You’ll find the script in the "support" folder when you unzip Cinegy Air, along with a classic BAT file you can use to start it:

services

The script can be used to create the services, but also stop and remove all services should you wish to go back to working with the Dashboard.

Working this way is not only more secure, it also helps keep loading on the servers lower; the Dashboard generated a reasonable amount of extra load, particularly over remoting tools. With the combination of XML-based engine configurations, you can configure and run a playout server without logging into the console at all – check out the example PowerShell-based configuration template script also on our GitHub page:

There are some things to remember when running as a service though:

  • Don’t forget that you can’t use any legacy Cinegy Type scenes (even if they are embedded in sequences!)

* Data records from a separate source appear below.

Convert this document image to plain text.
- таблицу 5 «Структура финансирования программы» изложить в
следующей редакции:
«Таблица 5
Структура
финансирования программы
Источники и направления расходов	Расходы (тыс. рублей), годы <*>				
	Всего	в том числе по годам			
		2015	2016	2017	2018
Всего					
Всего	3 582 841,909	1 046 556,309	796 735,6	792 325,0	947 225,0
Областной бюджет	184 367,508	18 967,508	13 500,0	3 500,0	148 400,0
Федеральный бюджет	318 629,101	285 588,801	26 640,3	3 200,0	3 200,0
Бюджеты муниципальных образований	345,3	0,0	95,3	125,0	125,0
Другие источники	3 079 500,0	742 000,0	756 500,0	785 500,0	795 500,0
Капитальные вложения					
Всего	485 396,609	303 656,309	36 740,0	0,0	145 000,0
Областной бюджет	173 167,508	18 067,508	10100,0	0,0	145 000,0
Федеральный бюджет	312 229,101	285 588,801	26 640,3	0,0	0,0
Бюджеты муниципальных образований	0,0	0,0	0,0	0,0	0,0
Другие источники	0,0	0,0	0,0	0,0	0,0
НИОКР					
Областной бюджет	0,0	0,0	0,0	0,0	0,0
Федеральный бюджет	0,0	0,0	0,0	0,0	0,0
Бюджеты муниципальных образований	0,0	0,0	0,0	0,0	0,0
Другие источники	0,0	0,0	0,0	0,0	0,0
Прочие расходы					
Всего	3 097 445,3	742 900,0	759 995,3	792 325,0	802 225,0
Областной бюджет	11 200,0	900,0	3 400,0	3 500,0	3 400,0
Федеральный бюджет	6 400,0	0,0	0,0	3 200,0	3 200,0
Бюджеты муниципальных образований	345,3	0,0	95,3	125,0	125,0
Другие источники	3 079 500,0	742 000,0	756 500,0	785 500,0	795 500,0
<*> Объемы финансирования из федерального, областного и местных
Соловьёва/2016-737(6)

  • Your service will need to have permission to any network storage – either by running the service as a specific privileged account or by granting the computer account access to shares.

  • The Dashboard will refuse to start with a pop-up, and if you leave it in the start-up folder you will get that pop-up any time you log in (but it’s harmless to just click through).

We hope you are glad to have services make a welcome return and would encourage you to review these scripts and adapt to your needs. Don’t forget about the "Unattended-Install" script also in the "Support" folder – it’s a nice timesaver on machines that want a default install. And in case you are wondering – the BAT file equivalents of the PowerShell scripts are just an easy way to let you choose "Right-click → Run as admin" to get the PowerShell launched correctly.

Closing

Cinegy Air 14 has now been released – so, while last year we recommended people grab a laptop and make your first HD channel, now this year why stop at HD? With our improved engine - use that laptop (and a webcam!) for a full UHD channel.

Updated 19th July 13:51: This article was updated for the purpose of clarification of language and text. A hero image was added.